Query Optimization
Hello,
I have a table (logs, a total of 10,688,627 entries) with the following columns:
id (bigint(20), UNSIGNED, auto_increment),
host int(11),
facility int(11),
priority int(11),
level int(11),
tag int(11),
timestamp int(10),
program varchar(50),
msg text
----------------------------------------------------------------------------------
The indices are:
PRIMARY (PRIMARY, 10677097, id),
host (INDEX, 15187, host),
priority (INDEX, 7, priority),
timestamp (INDEX, 1779516, timestamp)
----------------------------------------------------------------------------------
The query:
SELECT * FROM `logs` WHERE `msg` LIKE '%abrupt%'
returns 14 records in total and takes 33.4280 seconds.

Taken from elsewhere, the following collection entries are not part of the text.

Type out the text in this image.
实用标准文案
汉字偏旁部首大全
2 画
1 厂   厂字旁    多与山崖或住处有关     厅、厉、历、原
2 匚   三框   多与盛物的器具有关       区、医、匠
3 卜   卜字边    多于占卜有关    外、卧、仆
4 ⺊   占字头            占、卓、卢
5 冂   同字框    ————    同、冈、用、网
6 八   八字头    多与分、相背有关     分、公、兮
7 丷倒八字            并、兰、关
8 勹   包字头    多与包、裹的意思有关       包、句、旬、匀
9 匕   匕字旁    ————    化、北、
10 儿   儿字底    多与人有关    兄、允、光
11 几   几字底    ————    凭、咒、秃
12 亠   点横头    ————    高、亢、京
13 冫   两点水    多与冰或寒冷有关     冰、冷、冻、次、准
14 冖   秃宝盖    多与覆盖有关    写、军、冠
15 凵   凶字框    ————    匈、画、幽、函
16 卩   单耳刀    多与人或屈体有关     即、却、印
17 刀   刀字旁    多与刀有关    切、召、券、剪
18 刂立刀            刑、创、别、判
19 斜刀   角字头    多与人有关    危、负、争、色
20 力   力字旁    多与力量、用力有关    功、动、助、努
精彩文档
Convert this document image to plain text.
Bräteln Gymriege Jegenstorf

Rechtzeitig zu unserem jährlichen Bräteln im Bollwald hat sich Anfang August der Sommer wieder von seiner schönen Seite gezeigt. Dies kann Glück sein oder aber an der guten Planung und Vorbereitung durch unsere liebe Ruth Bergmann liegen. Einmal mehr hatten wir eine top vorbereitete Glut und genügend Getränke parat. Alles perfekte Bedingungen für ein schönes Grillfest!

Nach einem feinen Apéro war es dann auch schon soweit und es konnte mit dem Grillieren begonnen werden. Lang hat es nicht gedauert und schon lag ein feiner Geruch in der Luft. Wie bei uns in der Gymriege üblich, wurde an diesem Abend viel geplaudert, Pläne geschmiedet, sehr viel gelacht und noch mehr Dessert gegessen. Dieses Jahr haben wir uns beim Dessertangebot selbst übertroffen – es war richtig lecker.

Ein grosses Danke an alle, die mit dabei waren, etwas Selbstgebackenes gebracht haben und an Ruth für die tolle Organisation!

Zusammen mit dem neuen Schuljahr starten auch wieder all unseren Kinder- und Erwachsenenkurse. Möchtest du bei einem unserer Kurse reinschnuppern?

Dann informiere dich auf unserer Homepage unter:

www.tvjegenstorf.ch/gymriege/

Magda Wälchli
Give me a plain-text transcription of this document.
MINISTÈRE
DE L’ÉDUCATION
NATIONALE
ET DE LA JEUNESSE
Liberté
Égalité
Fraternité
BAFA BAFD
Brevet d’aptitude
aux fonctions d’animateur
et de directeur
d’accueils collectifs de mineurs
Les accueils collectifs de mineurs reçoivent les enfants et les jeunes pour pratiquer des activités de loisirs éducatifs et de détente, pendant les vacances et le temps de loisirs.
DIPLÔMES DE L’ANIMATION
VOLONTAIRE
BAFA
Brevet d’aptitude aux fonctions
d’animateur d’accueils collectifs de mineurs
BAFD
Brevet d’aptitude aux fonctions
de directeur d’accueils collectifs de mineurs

----------------------------------------------------------------------------------
The parameters for the SQL Server (Linux, 2GB RAM):
key_buffer = 512M
max_allowed_packet = 1M
table_cache = 512
sort_buffer_size = 1M
net_buffer_length = 8K
read_buffer_size = 512K
read_rnd_buffer_size = 512K
myisam_sort_buffer_size = 8M
query_cache_size = 512M
optimizer_search_depth = 0
tmp_table_size = 64M
----------------------------------------------------------------------------------
What can I do to optimize my query?
Yours sincerely, and in the hope of help,
Nils
Edit:
In another forum, someone claimed my query may not use an index, I would have to delete the first placeholder. If this is true, that would be extremely disadvantageous, because it would affect the result.
I have now a full-text index on the relevant field (which incidentally lasted approximately 1.5 hours, however, the cardinality of this index is 0, which surprised me, because I assumed that the cardinality would correspond to the number of rows of the table. However, the result is: the query time is even longer! I'm trying it again now with a "normal" index ... let's see if it helps!
Edited 1 time(s). Last edit at 06/22/2009 07:08AM by Nils Heldt.